En réduisant les impôts, le gouvernement gâche une occasion historique de réformer les services publics. La question est désormais de comprendre comment on a pu en arriver là. Le point de vue de Louis Maurin, directeur de l’Observatoire des inégalités.
Le plan de 50 milliards d’économies sur les dépenses publiques offre à notre pays des marges de manœuvre énormes. Si ces milliards avaient été utilisés pour répondre aux besoins de la population plutôt qu’à réduire les impôts, les services publics auraient pu changer de visage. Une occasion de construire une société plus juste vient d’être gâchée.

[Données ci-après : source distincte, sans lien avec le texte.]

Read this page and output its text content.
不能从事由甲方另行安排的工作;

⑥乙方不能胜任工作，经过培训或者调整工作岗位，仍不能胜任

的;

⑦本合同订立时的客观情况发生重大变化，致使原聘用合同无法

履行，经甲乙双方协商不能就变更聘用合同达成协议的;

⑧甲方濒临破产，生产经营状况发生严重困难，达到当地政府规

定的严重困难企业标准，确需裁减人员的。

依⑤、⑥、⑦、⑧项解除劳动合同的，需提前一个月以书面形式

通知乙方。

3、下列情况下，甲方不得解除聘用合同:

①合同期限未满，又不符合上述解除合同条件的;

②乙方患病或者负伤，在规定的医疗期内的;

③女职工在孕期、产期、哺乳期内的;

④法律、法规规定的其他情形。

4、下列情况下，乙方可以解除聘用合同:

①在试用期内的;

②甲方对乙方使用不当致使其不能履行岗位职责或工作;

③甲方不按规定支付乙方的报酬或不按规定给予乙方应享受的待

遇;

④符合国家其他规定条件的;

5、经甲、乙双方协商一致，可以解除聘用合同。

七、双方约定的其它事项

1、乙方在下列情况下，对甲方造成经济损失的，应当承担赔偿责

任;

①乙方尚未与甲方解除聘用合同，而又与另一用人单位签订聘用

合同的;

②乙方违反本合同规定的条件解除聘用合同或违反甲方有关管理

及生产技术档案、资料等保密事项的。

Comment a-t-on pu en arriver là ? Si l’on veut avancer dans le débat, il faut essayer de le comprendre.
Le président de la République a réussi à faire intégrer l’idée qu’il fallait économiser l’argent public. Jusqu’à l’équivalent de 50 milliards d’euros par an en 2017. Voilà une opération courageuse. Elle représente l’équivalent de l’ensemble du budget du ministère de l’Education nationale, du primaire au lycée. Les lobbies de la dépense - aussi puissants que ceux des niches fiscales - défendent déjà leur cause. Au premier poste évoqué, la politique familiale. Les conservateurs - qui par ailleurs voudraient doubler les économies budgétaires - sont déjà sur les barricades. Cela promet quelques beaux débats. On va raboter là où cela fait le moins de bruit, pas toujours là où l’argent public est le moins nécessaire : dans les prestations sociales notamment. Plutôt que d’utiliser ces économies pour répondre aux besoins de la population - dont toute une partie prend la crise de plein fouet - le gouvernement n’a rien trouvé de mieux à faire que de les jeter par la fenêtre : 46 milliards par an destinés à réduire les prélèvements des entreprises et des ménages.
Cette politique [1], née dans les cerveaux d’une poignée d’énarques de l’Élysée, conduit à une faillite économique et sociale. Comment l’expliquer ? Trois grands facteurs ont joué.
Premier point : le pouvoir a perdu le contact avec la société. (...)
Deuxième point : les catégories les plus favorisées maîtrisent la communication publique et savent utiliser les médias comme caisse de résonance. (...)
Troisième point : le gouvernement paie sa démagogie anti-riches de l’été 2012 [3]. (...)
Faire payer les plus aisés, qui continuent de s’enrichir quand la France s’enfonce, est une bonne chose. Prétendre qu’eux seuls doivent payer dans une crise comme celle que l’on connaît aujourd’hui et que l’on peut s’épargner un effort plus général est un mensonge économique et une faute politique. L’universalisme de l’impôt assure la légitimité de la redistribution. C’est parce que chacun met la main à la poche, que l’on peut prendre au riche pour donner au pauvre. Concentrer l’impôt sur le revenu en exonérant encore plus de foyers est exactement l’inverse de ce qu’il conviendrait de faire.
Que l’on soit de gauche ou de droite, l’alternative consiste à défendre le sens de l’effort collectif associé à un projet d’ensemble. Malheureusement, la démagogie l’a emporté dans les deux camps (...)
La droite va reprendre la barre, mais elle est dépassée. Des communicants malins à l’Elysée ont réussi à lui piquer sa politique. (...)
Si gauche et droite ne se ressaisissent pas, c’est l’extrême droite qui raflera la mise.